Most notably, the state has assumed the most extreme risks associated with large events or natural catastrophes, decreasing the insurance industry’s exposure and volatility of earnings, with most cover provided through CCR, which can include unlimited excess of loss cover.

While AM Best views the actions of the state as stable and positive for the re/insurance industry, various reforms of the natural catastrophe program have been undertaken, the most recent of which saw an easing of the rules around declaring a soil subsidence-related catastrophe.

“These changes are likely to impact how risk is shared between the state and insurers,” AM Best noted, adding the evolving definition of natural catastrophes also obscures underlying trends in loss frequency and severity, making analysis and loss modelling more challenging.

“Because the risk sharing is predicated on the declaration of natural catastrophes, the frequency and success rate of local governments’ applications for recognition of events as natural catastrophes is also an important factor that can change over time,” the rating agency wrote.

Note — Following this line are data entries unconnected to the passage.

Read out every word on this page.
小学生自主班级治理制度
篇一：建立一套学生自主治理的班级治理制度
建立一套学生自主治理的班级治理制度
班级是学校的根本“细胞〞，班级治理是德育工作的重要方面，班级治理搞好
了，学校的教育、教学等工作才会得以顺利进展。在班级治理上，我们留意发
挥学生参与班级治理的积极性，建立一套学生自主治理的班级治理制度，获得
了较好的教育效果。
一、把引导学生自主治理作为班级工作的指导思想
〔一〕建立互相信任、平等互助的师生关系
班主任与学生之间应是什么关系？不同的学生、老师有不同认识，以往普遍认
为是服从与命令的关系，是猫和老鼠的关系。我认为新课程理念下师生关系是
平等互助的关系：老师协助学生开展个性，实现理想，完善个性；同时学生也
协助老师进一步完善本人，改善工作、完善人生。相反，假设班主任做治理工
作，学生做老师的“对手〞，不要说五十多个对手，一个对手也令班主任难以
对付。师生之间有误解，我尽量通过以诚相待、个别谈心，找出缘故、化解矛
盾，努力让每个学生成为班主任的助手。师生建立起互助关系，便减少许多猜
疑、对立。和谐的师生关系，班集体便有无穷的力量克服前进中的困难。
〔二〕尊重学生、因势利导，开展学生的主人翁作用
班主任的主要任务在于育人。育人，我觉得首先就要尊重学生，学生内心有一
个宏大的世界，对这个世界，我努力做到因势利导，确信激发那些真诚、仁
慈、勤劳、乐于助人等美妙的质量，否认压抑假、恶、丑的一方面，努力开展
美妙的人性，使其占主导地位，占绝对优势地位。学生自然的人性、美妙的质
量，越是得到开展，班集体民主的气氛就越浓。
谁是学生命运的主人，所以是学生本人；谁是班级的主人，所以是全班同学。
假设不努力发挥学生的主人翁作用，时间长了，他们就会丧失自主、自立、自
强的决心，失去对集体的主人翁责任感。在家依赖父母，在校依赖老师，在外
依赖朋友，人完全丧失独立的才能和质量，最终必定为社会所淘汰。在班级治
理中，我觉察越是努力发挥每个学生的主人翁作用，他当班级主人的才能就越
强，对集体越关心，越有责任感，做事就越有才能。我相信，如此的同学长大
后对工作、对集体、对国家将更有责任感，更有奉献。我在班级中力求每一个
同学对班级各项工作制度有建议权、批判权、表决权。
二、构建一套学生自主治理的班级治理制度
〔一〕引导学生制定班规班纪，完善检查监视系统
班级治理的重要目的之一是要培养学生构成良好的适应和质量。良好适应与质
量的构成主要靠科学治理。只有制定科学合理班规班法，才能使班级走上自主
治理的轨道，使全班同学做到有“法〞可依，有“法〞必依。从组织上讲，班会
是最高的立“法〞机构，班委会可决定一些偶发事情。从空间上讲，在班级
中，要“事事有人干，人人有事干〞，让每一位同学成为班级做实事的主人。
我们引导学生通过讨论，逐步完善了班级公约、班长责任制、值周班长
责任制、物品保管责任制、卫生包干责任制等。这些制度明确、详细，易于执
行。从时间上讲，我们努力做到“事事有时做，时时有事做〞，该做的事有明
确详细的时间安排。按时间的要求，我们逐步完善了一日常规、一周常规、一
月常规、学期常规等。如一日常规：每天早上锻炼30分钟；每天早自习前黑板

“There is emerging evidence that the number of applications is increasing, and that applicants are becoming more persistent, particularly with respect to soil subsidence claims.”

“At this point, it is unclear whether the higher application and appeal rate is driven by an increase in events, an increase in awareness at local government level, or a mixture of both. This dynamic does introduce additional uncertainty in modelling and understanding of both the underlying risk and the risk sharing mechanisms in place.”